В траве мелькнуло что-то красное. Ян нагнулся — это оказалась крупная земляника, величиной не меньше грецкого ореха. Конечно, и крупные сладкие ягоды могли стать чем-то вроде приманки — но только не здесь, слишком уж спокойным и уютным был этот уголок мира.
Земляника и впрямь оказалась необыкновенно вкусной, и Ян — впервые с тех пор, как оказался в новой для себя реальности, смог утолить голод. Что же до жажды, то чуть впереди Ян неожиданно для себя увидел родник с абсолютно чистой и незамутненной водой. Вот это оказалось совсем кстати: пить хотелось не только ему, но и котенку.
И тут же юноша почувствовал тяжелую усталость. Его болезнь не прошла, она лишь отступила на время. И только теперь Ян понял, насколько тяжелым оказался его первый день в новом мире. Он сделал несколько шагов, и понял, что продолжать путь сейчас не сможет. Нужно передохнуть — хотя бы час-другой. Слишком ломило суставы, а головная боль не прошла окончательно даже здесь, на лугу.
Но стоило юноше опуститься в траву, как его глаза закрылись сами. Последнее, что почувствовал Ян — это шевеление у него за пазухой: котенок решил, что на всякий случай будет лучше забраться в убежище понадежнее.
Стоило Яну провалиться в тяжелый, болезненный сон, как над лужайкой снова раздались тихие звуки гитары и скрипки. Но этого он уже не слышал.
Глава 20
По следу беглеца
Редрик шел по следу Яна, не меняя своего нынешнего облика. В конце концов, дело происходило днем, а не ночью. А всем известно, что в Запределье самое опасное время суток — именно день. Ночью нечисть прячется по своим логовам, уползает в щели и норы — и в городе начинается вполне нормальная жизнь. И лишь немногие отважатся выйти из своего дома днем — разве что какие-нибудь вампиры, которые, вопреки всем легендам, нечувствительны к солнечным лучам. Или — оборотни вроде него, Редрика. Или — контрабандисты, этим ничто не указ.
Но сейчас будет лучше передвигаться по городу в виде саблезубого кота — по крайней мере, эта внешность может отпугнуть мелкую и слабую нечисть — вроде того «демона» в метро. Едва завидев Редрика с кошкой на загривке, тварь с фасеточными глазами постаралась убраться как можно дальше. И правильно сделала — если бы демон захотел сразиться с Редриком прямо в своем некрополе, то не продержался бы и минуты.
Жаль только, что эта тварь была всего лишь животным — хитрым, изворотливым, но все же зверем — в гораздо большей степени, чем та же Кассандра, неплохо устроившаяся на загривке саблезубого. Иначе можно было бы отловить монстра и как следует порасспросить его о человеке, проходившем здесь менее суток назад.
Эскалатор, движущийся вниз, помехой для Редрика не стал — он проскочил лестницу в несколько мощных прыжков.

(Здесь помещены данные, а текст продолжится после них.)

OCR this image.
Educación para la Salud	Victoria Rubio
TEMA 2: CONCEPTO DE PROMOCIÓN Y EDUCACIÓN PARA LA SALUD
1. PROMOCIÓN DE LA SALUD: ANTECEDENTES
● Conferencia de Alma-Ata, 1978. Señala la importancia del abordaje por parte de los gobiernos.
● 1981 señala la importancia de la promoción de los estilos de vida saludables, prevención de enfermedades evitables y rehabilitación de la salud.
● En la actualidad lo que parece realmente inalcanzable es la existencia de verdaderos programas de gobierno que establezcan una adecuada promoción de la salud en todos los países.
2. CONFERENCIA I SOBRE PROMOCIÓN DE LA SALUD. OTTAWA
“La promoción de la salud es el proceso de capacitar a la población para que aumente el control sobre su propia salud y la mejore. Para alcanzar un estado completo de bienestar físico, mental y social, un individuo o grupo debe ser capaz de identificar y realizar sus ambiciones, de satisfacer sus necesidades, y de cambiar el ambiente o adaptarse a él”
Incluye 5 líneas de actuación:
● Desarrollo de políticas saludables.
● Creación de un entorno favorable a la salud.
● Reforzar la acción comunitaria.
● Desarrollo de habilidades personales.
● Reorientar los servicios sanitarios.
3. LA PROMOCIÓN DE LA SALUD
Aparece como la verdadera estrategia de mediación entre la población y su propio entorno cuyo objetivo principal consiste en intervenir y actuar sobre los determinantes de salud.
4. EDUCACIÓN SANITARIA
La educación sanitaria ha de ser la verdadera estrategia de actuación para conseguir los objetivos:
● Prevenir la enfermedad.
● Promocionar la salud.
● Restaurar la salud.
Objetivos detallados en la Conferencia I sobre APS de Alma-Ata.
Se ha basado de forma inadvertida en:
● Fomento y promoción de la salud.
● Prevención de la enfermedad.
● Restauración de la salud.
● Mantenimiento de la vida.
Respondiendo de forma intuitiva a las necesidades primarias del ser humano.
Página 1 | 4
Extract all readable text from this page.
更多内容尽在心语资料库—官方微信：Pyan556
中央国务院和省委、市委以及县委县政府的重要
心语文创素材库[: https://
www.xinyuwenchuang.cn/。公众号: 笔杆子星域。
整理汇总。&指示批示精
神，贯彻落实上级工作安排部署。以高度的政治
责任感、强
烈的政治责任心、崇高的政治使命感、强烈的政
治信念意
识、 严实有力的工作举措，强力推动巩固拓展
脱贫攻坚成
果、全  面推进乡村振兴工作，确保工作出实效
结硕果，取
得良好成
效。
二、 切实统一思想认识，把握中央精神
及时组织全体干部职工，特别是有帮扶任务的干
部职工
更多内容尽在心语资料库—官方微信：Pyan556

И, озираясь по сторонам, выбрался на поверхность.
Куда мог последовать мальчишка?
Самым неприятным вариантом оказалось бы, если он двинулся по Среднему проспекту в ту сторону, где располагалось Смоленское кладбище. Мир призраков на Смоленке мог оказаться для него непереносимым — и первое посещение Запределья наверняка оказалось бы для Яна последним. Сами по себе призраки не могут нанести вреда человеку, но захватить сознание, подчинить разум того, кто неопытен в магии, им вполне по силам. И в этом случае — почти что наверняка — незадачливый путешественник найдет свою гибель на дне речки Смоленки или окажется похороненным заживо в одном из сырых и мрачных склепов.